The arguments will be at least as full of hysteria and falsehood as those we have heard in recent weeks. The pro-life movement will continue to be portrayed, as Professor Caron depicts in her review, waging a war of lies and intimidation against defenseless pregnancy-afflicted women, physicians, and “feminist staff in clinics” hoping “abortion would be part of a new, broader system of health care.” The struggles of abortionists will be dramatized as insurance rates increase and physicians shy away from engaging in the practice. In the abortionists’ minds and in mainstream press stories these problems will be portrayed as due solely to anti-abortion violence and social stigma wrongfully applied through, well, the truth. As Professor Caron complains, “graphic fetal images” and use of the term “partial-birth abortion” to describe the partial extraction of babies from their mothers’ wombs prior to being killed, as well as use of the term “late term abortion” are somehow illegitimate even as they strike a deep chord with most of the public.

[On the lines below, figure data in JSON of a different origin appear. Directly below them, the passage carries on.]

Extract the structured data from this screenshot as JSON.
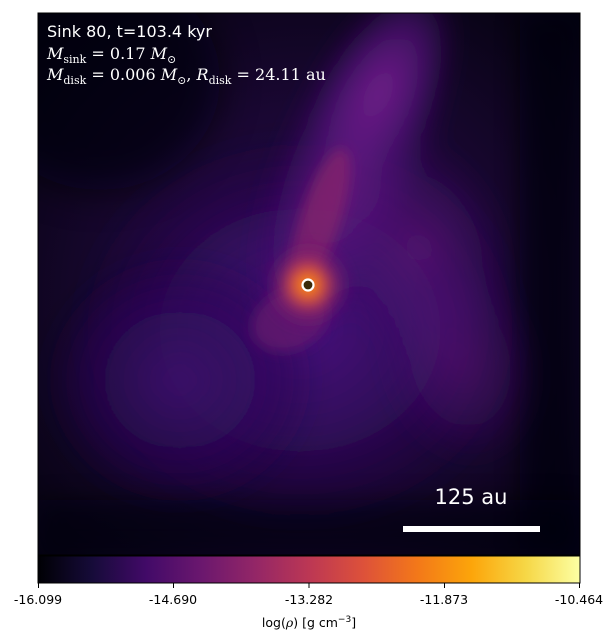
{
  "figure": {
    "title_line": "Sink 80, t=103.4 kyr",
    "sink_mass": {
      "symbol": "M",
      "subscript": "sink",
      "value": "0.17",
      "unit": "M",
      "unit_subscript": "⊙"
    },
    "disk": {
      "mass_symbol": "M",
      "mass_subscript": "disk",
      "mass_value": "0.006",
      "mass_unit": "M",
      "mass_unit_subscript": "⊙",
      "radius_symbol": "R",
      "radius_subscript": "disk",
      "radius_value": "24.11",
      "radius_unit": "au"
    },
    "scale_bar_label": "125 au",
    "sink_marker": "sink-particle-ring"
  },
  "colorbar": {
    "colormap": "inferno",
    "ticks": [
      "-16.099",
      "-14.690",
      "-13.282",
      "-11.873",
      "-10.464"
    ],
    "label_prefix": "log(",
    "label_symbol": "ρ",
    "label_suffix": ") [g cm",
    "label_exponent": "−3",
    "label_close": "]"
  },
  "colors": {
    "text": "#ffffff",
    "scale_bar": "#ffffff",
    "sink_ring": "#ffffff",
    "sink_core": "#3a2a0a"
  }
}
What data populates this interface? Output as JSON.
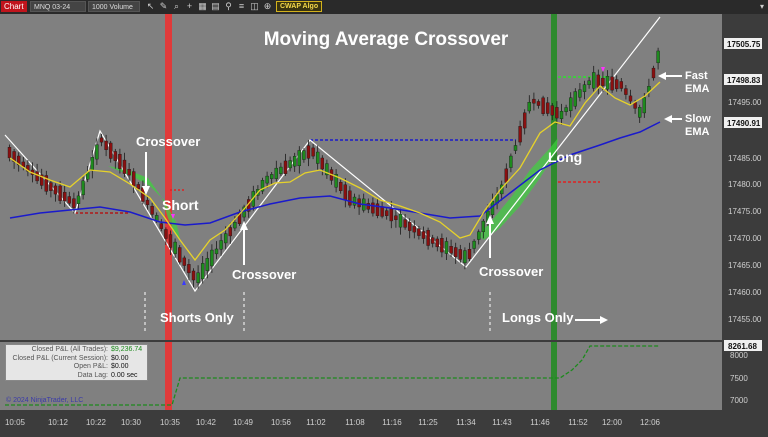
{
  "toolbar": {
    "chart_tab": "Chart",
    "instrument": "MNQ 03-24",
    "interval": "1000 Volume",
    "indicator_button": "CWAP Algo",
    "icons": [
      "cursor-icon",
      "pencil-icon",
      "zoom-icon",
      "plus-icon",
      "grid-icon",
      "calendar-icon",
      "pin-icon",
      "list-icon",
      "layers-icon",
      "crosshair-icon"
    ],
    "right_icon": "dropdown-icon"
  },
  "annotations": {
    "title": "Moving Average Crossover",
    "crossover_1": "Crossover",
    "short": "Short",
    "crossover_2": "Crossover",
    "shorts_only": "Shorts Only",
    "crossover_3": "Crossover",
    "long": "Long",
    "longs_only": "Longs Only",
    "fast_ema": [
      "Fast",
      "EMA"
    ],
    "slow_ema": [
      "Slow",
      "EMA"
    ]
  },
  "price_axis": {
    "labels": [
      "17495.00",
      "17485.00",
      "17480.00",
      "17475.00",
      "17470.00",
      "17465.00",
      "17460.00",
      "17455.00"
    ],
    "tags": [
      {
        "text": "17505.75",
        "color": "#f0f0f0"
      },
      {
        "text": "17498.83",
        "color": "#f0f0f0"
      },
      {
        "text": "17490.91",
        "color": "#f0f0f0"
      }
    ]
  },
  "pnl_axis": {
    "labels": [
      "8000",
      "7500",
      "7000"
    ],
    "tag": "8261.68"
  },
  "time_axis": [
    "10:05",
    "10:12",
    "10:22",
    "10:30",
    "10:35",
    "10:42",
    "10:49",
    "10:56",
    "11:02",
    "11:08",
    "11:16",
    "11:25",
    "11:34",
    "11:43",
    "11:46",
    "11:52",
    "12:00",
    "12:06"
  ],
  "pnl_panel": {
    "rows": [
      {
        "label": "Closed P&L (All Trades):",
        "value": "$9,236.74"
      },
      {
        "label": "Closed P&L (Current Session):",
        "value": "$0.00"
      },
      {
        "label": "Open P&L:",
        "value": "$0.00"
      },
      {
        "label": "Data Lag:",
        "value": "0.00 sec"
      }
    ]
  },
  "copyright": "© 2024 NinjaTrader, LLC",
  "colors": {
    "up": "#1e8a1e",
    "down": "#8a1010",
    "fast_ema": "#e6d22a",
    "slow_ema": "#1a1acc",
    "short_zone": "#e03a3a",
    "long_zone": "#2e8a2e",
    "ribbon": "#3fd13f"
  }
}
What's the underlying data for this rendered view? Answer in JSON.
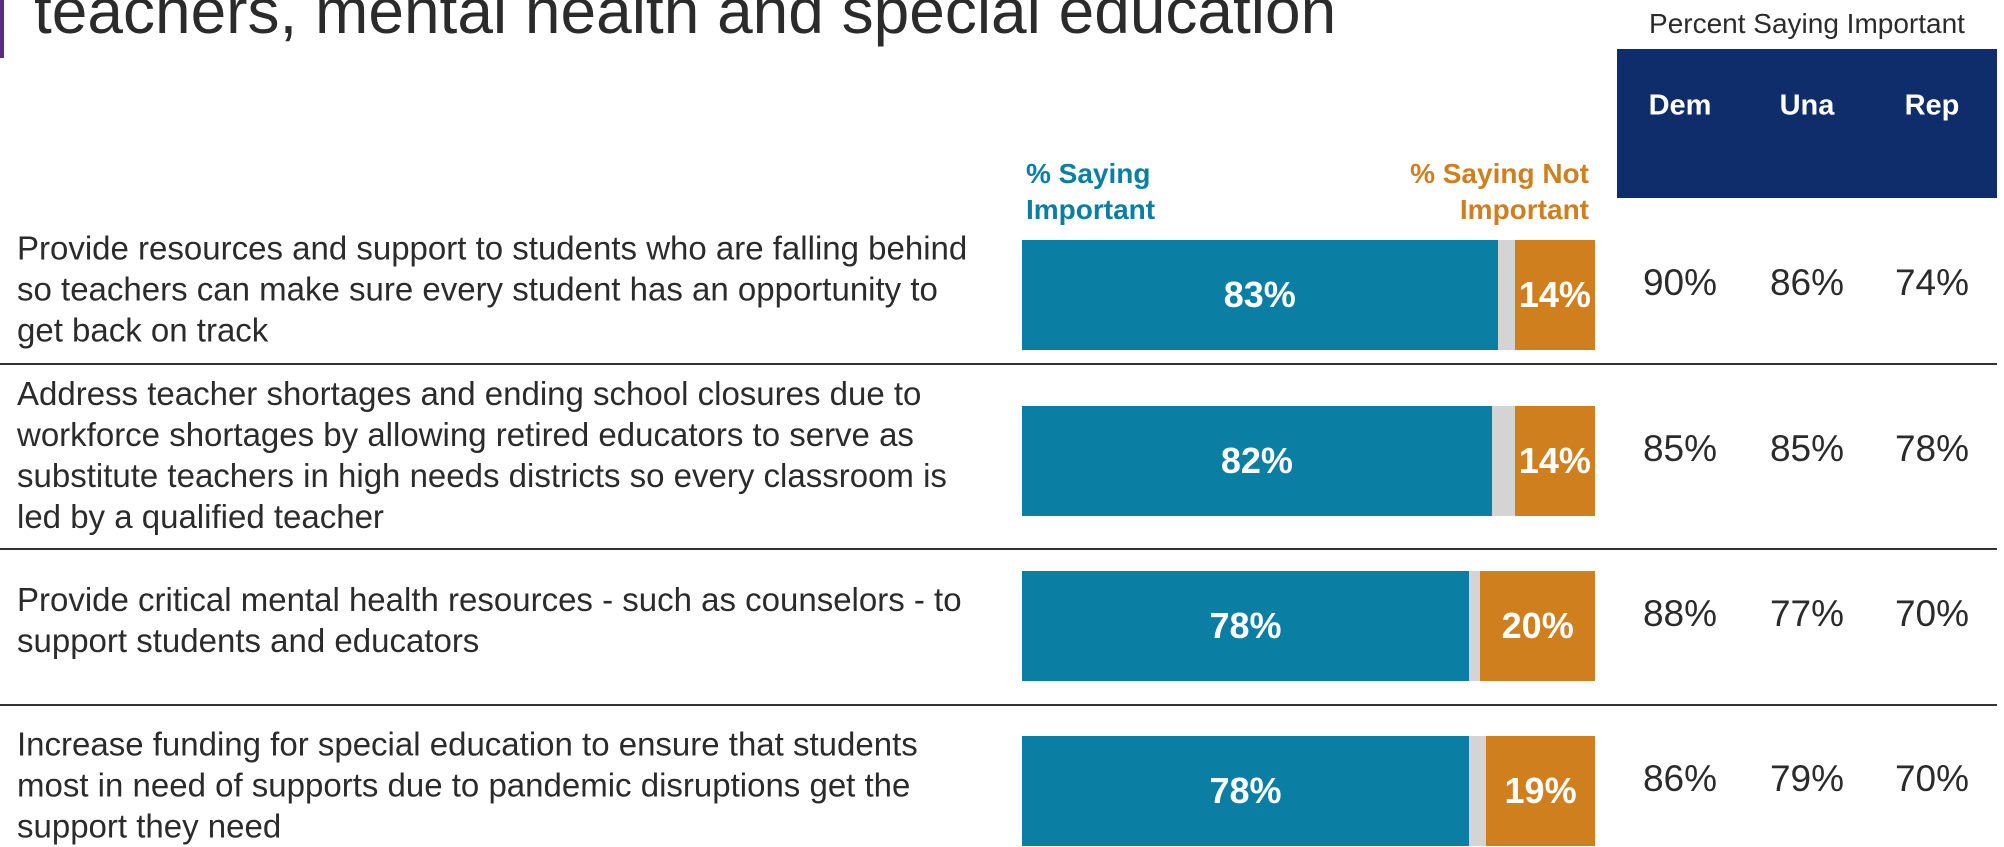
{
  "chart_data": {
    "type": "stacked-hbar",
    "title": "teachers, mental health and special education",
    "categories": [
      "Provide resources and support to students who are falling behind so teachers can make sure every student has an opportunity to get back on track",
      "Address teacher shortages and ending school closures due to workforce shortages by allowing retired educators to serve as substitute teachers in high needs districts so every classroom is led by a qualified teacher",
      "Provide critical mental health resources - such as counselors - to support students and educators",
      "Increase funding for special education to ensure that students most in need of supports due to pandemic disruptions get the support they need"
    ],
    "xlim": [
      0,
      100
    ],
    "series": [
      {
        "name": "% Saying Important",
        "color": "#0a7fa3",
        "values": [
          83,
          82,
          78,
          78
        ],
        "value_labels": [
          "83%",
          "82%",
          "78%",
          "78%"
        ]
      },
      {
        "name": "% Saying Not Important",
        "color": "#d07f1e",
        "values": [
          14,
          14,
          20,
          19
        ],
        "value_labels": [
          "14%",
          "14%",
          "20%",
          "19%"
        ]
      }
    ],
    "table": {
      "title": "Percent Saying Important",
      "columns": [
        "Dem",
        "Una",
        "Rep"
      ],
      "rows": [
        [
          "90%",
          "86%",
          "74%"
        ],
        [
          "85%",
          "85%",
          "78%"
        ],
        [
          "88%",
          "77%",
          "70%"
        ],
        [
          "86%",
          "79%",
          "70%"
        ]
      ]
    }
  }
}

The central complaint is that members of the pro-life movement refuse to accept the abortionists’ narrative. We are supposed to accept that “abortion does not cause serious mental health issues,” that “fetal research” from Planned Parenthood’s baby parts business is necessary to keep us all from dying of dread diseases, and that Kermit Gosnell never existed. (Goodness knows the abortion industry, the mainstream media, and now the movie industry have tried their best to keep us from knowing anything about Dr. Gosnell’s abortion charnel house.) There also will be talk of conspiracies, as when, as Professor Caron put it, “antiabortionists also silenced medical discussions of abortion techniques by infiltrating conferences and skewing the data to sway the public to restrict abortion.” To not be silent is to conspire to oppress, or so we are and will be told.

All these assertions of bad faith against those who work to protect the unborn are necessary to maintain the false narrative of a caring abortion industry, and to keep people from thinking deeply about what is going on in these clinics, and in our culture more generally. If pro-life people can be portrayed as haters who want to punish women, brainwash them, or leave them to rot with their starving babies, then perhaps guilty consciences will go away. On the other hand, apparently, if ideological abortionists allow even the small number of abortions performed late in pregnancy to be prevented, this may constitute a break in the wall of denial that there is a moral issue—indeed a person—involved in abortion. Then people might engage in actual consideration of abortion’s morality, and communities’ responsibilities in dealing therewith. We live in a fallen world where the tragedy of abortion, like many others, will continue to occur. But we can make it genuinely rare. Perhaps what makes ideological abortionists most afraid is a subconscious recognition of what it will take to achieve the goal of reducing abortion. For such a goal requires, not merely changed in law, but reconstruction of genuine communities, in which young women feel safe and valued, and in which their babies are safe and valued because they are to be parts of families, churches, and local communities in which virtue, duty, and charitable love are valued above selfishness and the drive for power and wealth. The need, in the end, is for a renewal of our culture. Changes in law are necessary, but not sufficient for such a renewal. And ideological abortionists are utterly opposed to any such changes because they would undermine the culture of selfishness they so highly value.